Last week the technology world stood on notice as a fiercely independent state legislator, Democrat Andrea Boland, bucked the Maine political establishment and proposed to place visible warning labels directly on cell phones. "Cell phones emit electromagnetic radiation, exposure to which may increase the risk of brain cancer. Users, especially pregnant women and children, should reduce their exposure."
In the nineteenth century, the outcome of September's state-wide elections in Maine regularly predicted November's national results, giving rise to the statement, "As goes Maine, so goes the nation." Whether this remarkable modern effort in Maine presages a national turn of events remains to be determined, but in fact, it is consistent with similar efforts around the world, including a recent resolution of the European Parliament and national advisories issued in Finland, France, Israel, England, Russia, and China.
Across the country in San Francisco, Mayor Gavin Newsome, who first became interested in cell phone radiation when his wife was expecting their first child, is proposing a much more modest requirement -- that retailers post information on the amount of radiation cell phones emit -- called the Specific Absorption Ratio(SAR). In fact, buying a lower SAR phone and using it (as many do) for hours a day held next to the head, will not protect the user from exposure, and may well increase the risk of brain tumors, neurological disorders, memory loss.

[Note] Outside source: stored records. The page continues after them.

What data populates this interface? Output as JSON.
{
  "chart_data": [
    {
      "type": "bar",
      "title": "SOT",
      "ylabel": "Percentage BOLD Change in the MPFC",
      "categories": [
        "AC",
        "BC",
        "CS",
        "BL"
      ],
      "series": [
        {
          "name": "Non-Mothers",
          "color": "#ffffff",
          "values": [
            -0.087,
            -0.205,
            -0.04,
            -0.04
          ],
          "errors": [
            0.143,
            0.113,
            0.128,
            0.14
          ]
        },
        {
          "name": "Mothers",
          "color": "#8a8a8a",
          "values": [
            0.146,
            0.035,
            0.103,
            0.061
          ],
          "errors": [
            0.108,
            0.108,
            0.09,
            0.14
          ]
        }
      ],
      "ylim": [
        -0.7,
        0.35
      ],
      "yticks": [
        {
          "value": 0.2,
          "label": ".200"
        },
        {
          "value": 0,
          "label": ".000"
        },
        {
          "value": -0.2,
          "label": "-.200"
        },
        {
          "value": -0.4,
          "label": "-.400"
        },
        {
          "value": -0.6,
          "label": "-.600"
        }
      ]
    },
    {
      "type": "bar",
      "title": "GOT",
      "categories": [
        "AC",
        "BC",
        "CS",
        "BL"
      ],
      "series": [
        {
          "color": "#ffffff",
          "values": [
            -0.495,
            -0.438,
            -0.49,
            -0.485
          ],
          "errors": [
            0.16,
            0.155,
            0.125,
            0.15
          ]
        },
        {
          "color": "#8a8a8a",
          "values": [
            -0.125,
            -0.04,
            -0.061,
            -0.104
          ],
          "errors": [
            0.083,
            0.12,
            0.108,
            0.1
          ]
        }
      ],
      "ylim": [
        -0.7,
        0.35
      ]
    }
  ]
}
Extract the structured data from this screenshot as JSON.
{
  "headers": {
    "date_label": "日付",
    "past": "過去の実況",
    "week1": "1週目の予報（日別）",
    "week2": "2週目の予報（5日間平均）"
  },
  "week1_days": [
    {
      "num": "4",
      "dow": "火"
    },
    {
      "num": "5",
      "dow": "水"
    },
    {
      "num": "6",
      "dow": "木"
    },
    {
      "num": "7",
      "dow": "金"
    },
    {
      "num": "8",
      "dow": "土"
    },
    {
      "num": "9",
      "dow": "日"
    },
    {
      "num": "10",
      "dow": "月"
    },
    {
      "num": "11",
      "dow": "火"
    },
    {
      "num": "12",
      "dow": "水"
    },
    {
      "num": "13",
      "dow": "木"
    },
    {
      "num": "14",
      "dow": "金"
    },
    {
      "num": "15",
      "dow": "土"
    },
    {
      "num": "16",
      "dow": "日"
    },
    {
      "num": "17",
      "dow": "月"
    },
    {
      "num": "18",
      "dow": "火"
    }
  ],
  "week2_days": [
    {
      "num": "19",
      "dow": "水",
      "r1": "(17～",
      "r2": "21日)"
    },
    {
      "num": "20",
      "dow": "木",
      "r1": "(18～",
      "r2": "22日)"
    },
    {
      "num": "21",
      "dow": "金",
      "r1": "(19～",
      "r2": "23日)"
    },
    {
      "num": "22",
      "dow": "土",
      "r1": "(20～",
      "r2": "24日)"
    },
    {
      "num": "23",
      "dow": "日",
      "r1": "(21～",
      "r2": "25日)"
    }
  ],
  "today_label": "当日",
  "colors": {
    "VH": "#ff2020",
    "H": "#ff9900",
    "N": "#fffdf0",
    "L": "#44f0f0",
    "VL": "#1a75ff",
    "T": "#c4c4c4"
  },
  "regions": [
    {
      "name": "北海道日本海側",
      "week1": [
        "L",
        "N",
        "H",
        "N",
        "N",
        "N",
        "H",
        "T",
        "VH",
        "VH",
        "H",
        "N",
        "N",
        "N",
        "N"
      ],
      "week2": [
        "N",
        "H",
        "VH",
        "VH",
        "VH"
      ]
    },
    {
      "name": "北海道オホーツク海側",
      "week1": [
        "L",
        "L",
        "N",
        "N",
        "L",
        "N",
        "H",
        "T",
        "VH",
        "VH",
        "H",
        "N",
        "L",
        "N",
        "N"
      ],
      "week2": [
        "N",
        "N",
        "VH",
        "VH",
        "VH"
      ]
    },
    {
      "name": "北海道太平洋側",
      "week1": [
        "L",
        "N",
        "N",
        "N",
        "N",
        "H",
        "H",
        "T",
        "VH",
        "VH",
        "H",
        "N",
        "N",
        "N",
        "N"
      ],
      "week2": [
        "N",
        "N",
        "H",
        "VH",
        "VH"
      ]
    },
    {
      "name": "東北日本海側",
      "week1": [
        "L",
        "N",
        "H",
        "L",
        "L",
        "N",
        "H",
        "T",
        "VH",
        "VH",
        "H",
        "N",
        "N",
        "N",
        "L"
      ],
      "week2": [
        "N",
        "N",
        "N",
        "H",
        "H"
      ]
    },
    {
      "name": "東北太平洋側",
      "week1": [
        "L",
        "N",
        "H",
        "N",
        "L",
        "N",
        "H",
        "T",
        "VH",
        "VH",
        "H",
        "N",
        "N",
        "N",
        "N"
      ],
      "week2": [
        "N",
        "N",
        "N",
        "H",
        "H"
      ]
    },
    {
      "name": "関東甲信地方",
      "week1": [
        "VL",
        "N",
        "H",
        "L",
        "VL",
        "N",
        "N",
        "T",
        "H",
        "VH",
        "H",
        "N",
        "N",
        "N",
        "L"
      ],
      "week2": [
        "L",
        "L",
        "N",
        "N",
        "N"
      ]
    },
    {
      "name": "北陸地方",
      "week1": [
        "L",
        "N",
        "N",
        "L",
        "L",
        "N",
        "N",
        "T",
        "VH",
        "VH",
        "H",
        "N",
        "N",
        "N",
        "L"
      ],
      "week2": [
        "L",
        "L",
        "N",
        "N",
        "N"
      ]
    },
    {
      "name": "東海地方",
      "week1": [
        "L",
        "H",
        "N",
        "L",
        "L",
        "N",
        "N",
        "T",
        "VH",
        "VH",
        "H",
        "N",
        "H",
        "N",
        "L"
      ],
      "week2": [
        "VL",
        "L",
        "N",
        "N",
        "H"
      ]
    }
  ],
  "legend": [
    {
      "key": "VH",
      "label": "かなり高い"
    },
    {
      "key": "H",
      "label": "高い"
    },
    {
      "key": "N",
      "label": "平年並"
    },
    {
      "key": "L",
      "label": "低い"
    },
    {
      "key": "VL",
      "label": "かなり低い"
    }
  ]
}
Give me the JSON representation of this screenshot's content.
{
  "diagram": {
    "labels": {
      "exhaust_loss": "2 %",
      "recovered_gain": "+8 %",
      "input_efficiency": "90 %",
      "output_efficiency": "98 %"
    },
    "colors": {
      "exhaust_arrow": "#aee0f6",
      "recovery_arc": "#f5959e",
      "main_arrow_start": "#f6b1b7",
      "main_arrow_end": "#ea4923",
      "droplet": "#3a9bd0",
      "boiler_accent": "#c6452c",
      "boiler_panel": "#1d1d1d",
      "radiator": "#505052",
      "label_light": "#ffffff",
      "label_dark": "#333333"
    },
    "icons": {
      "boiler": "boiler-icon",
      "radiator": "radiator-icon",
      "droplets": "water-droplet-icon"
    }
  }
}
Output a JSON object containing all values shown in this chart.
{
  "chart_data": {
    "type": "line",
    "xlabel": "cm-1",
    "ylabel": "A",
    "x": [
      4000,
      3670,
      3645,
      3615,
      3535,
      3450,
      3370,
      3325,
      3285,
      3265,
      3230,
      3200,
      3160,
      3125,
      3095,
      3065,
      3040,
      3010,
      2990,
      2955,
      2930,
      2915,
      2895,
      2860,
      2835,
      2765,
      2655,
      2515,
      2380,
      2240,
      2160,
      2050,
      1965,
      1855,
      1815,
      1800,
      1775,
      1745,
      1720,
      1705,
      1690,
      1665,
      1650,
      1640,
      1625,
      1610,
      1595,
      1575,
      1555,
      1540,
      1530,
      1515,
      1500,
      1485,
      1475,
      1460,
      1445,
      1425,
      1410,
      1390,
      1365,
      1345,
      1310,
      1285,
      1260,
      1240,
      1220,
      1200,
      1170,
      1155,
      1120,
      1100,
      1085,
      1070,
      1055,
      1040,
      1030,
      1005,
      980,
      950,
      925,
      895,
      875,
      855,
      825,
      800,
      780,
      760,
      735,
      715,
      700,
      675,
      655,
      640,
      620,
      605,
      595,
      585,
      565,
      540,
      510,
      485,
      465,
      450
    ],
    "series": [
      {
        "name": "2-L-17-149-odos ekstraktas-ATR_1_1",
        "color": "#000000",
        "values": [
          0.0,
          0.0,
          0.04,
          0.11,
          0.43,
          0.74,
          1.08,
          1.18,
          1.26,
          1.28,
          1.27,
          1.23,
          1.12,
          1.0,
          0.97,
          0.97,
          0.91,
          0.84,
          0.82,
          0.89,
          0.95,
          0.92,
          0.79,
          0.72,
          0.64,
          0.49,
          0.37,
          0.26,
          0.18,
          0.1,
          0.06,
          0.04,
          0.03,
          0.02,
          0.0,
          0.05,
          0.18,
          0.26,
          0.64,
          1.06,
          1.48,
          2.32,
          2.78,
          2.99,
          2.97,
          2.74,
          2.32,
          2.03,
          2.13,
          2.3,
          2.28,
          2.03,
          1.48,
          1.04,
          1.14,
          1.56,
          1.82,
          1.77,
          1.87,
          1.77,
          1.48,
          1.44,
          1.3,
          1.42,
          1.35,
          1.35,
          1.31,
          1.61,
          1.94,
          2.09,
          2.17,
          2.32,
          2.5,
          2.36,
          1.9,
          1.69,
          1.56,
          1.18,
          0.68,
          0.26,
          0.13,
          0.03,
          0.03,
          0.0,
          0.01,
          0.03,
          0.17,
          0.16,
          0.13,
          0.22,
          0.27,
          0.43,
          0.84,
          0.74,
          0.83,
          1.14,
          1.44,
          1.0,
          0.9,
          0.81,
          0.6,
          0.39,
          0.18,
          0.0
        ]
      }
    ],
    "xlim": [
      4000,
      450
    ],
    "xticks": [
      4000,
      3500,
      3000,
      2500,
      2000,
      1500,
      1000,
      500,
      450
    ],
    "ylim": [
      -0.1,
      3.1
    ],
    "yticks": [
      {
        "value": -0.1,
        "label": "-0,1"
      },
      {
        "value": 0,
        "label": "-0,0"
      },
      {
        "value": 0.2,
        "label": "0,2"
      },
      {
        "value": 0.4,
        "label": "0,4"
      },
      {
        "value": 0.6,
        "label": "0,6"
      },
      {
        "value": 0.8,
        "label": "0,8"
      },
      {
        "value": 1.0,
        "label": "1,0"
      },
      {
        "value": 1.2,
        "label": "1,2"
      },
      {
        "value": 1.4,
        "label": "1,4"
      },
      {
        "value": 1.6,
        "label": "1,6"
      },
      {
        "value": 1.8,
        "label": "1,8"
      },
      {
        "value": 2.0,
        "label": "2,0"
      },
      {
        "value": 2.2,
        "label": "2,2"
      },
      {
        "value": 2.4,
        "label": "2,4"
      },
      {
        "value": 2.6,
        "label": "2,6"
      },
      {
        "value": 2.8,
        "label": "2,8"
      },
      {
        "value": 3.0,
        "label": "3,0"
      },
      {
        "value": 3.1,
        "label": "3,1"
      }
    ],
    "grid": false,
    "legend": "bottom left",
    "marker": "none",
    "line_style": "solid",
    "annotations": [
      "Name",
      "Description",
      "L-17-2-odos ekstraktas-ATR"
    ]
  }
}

Of course, many legislatures are acting to eliminate the most immediate risk of cell phone use -- car crashes.
The Cellular Telecommunications and Industry Association (CTIA) opposes providing warning labels that can easily be seen on cell phones. In fact, Boland's proposal makes it more likely that the harried public will actually see what the manufacturers of phones have quietly begun to tell us. New phones today come with warnings that few ever see, advising that the phone be kept some distance from the body -- the Motorola V 195 has a restriction of one inch, the Blackberry 8300 0.98 inches, the Nokia 1100 one-fourth of an inch, and the iPhone five eighths of an inch. In addition, several of these phones include statements that "phones SHOULD NOT be used or carried on the body."
A warning found on a pamphlet for the HTC Eris Droid cell phone from Verizon, recommends " that no part of the human body be allowed to come too close to the antenna during operation of the equipment," found on page 11 of the phone's "Product Safety and Warranty Information" booklet. A customer query about this was referred to an online appendix which explained on page 219: "To comply with RF exposure requirements, a minimum separation distance of 1.5 cm must be maintained between the user's body and the handset, including the antenna."
When the urbane Dane Snowden, Vice President for External and State Affairs of the CTIA, was asked at the Maine committee hearing by Representative Peter Stuckey to explain why cell phone manuals included such warnings today, he replied he would have to get back to the committee. Snowden certainly has experience with consumer matters, having previously served as Chief of the Consumer and Governmental Affairs Bureau of the Federal Communications Commission.
In fact, standards for cell phones were set in 1997, at a time when few people owned phones, and were based on a six foot tall man weighing two hundred pounds with an eleven pound head, who talked for six minutes. The warnings found deep inside the packaging of all modern phones today use this same big guy model. Today three out of every four twelve year olds have a phone, as do half of all ten year olds.
For the past decade, there has been no independent research underway on cell phones in the U.S. and there is no ongoing health surveillance, a subject about which I and others testified at the U.S. Senate Hearings in September held by Senators Harkin and Specter. In countries where phones have been used more heavily and for longer periods of time, independent scientists have found four-fold increased risks of brain tumors in those who began to use phones regularly as teen-agers. Others have found doubled risks in adults who are long term users.
The tough-minded and forward-looking Boland argues that her bill does nothing other than mandate that the public be able to read what cell phone companies are softly saying in fine print within their manuals. "Industry is doing the least they can. They are printing the tiniest notices buried deep within manuals in packaging that nobody keeps. All this does is bring the phone to a point where it just barely passes the standard emission allowed for large men and cannot protect children, pregnant women, and the rest of us."
Representative Boland takes her job as citizen legislator seriously. She and other members of the Maine Senate and House are appalled by the disingenuous of the industry. CTIA has countered her proposed bill, by bringing in the top gun lobbyists of the state to crush the effort. Their health experts invoke decades old research on outmoded cell phones as providing assurance that new phones are safe. The Maine state legislature may well catch up with the state of science around the world today. They all just may be surprised.